The statues, worth tens of thousands of dollars, are now gone, presumably stolen. An employee of the opera studio found the statues missing Thursday morning, unbolted from the mounts.

David Green, senior vice president and COO of the Utah Symphony and Utah Opera, said they've been left dumbfounded.

"We have no idea why somebody would want to do that," he said.

Green said the area has its fair share of car thefts, and they've even had people walk into the building and take things. But never something like this.

The statues are made of bronze and aluminum, materials Green doesn't think would be worthwhile for scrapping.
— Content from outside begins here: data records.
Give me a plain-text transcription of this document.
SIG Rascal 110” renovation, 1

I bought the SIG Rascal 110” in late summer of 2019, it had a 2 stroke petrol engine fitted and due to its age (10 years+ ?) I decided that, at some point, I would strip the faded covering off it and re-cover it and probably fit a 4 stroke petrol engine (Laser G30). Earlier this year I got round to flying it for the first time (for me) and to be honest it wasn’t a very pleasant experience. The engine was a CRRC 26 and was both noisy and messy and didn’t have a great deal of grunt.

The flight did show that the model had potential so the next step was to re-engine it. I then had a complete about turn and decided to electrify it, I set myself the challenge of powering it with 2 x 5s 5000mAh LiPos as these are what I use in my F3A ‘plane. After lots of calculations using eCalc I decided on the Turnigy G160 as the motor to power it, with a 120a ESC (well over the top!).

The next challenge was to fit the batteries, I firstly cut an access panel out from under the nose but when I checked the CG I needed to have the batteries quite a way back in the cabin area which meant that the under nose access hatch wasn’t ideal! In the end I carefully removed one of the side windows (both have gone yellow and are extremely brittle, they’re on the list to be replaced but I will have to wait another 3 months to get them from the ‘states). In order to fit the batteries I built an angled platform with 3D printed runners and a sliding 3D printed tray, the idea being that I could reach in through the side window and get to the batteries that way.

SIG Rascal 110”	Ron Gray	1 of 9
But he did note that the statues were carefully unbolted, not vandalized or broken during removal.

The statues previously sat in front of the building next to a wall honoring all the donors that helped get the building made.

"It's kind of a slight to all of those people — to the artists, to the organization, to the Utah Opera, to the Utah Symphony, to all the artists who were involved," he said. The statues were commissioned in 2002, and donated by the John and Marcia Price Family Foundation.

Given the story of Orpheus and Eurydice, the statues are particularly important to the opera, Green said. Orpheus, who was known as perhaps the best musician in all of Greek mythology, traveled all the way to the Underworld to win back his dead wife Eurydice.

Orpheus played and sang so beautifully that he was allowed to take her back to the land of the living, provided he did not look back at her before crossing the threshold. Of course, he does just that as soon as he crosses the threshold, but before she does, and she is taken back to the Underworld.

The story of Orpheus and Eurydice is one of the most popular stories in the history of opera, with hundreds following the tale. Many others feature the renowned musician in different contexts.

"(The statues are) very significant to us and probably not so significant to other people," he said.

Green said he's filed a police report and asked anyone with information on where the statues are to call the Salt Lake City police department. He said that if they aren't found, the opera will have to "regroup" and decide what should go there in the future.

"It's a pretty crazy thing to do," he said.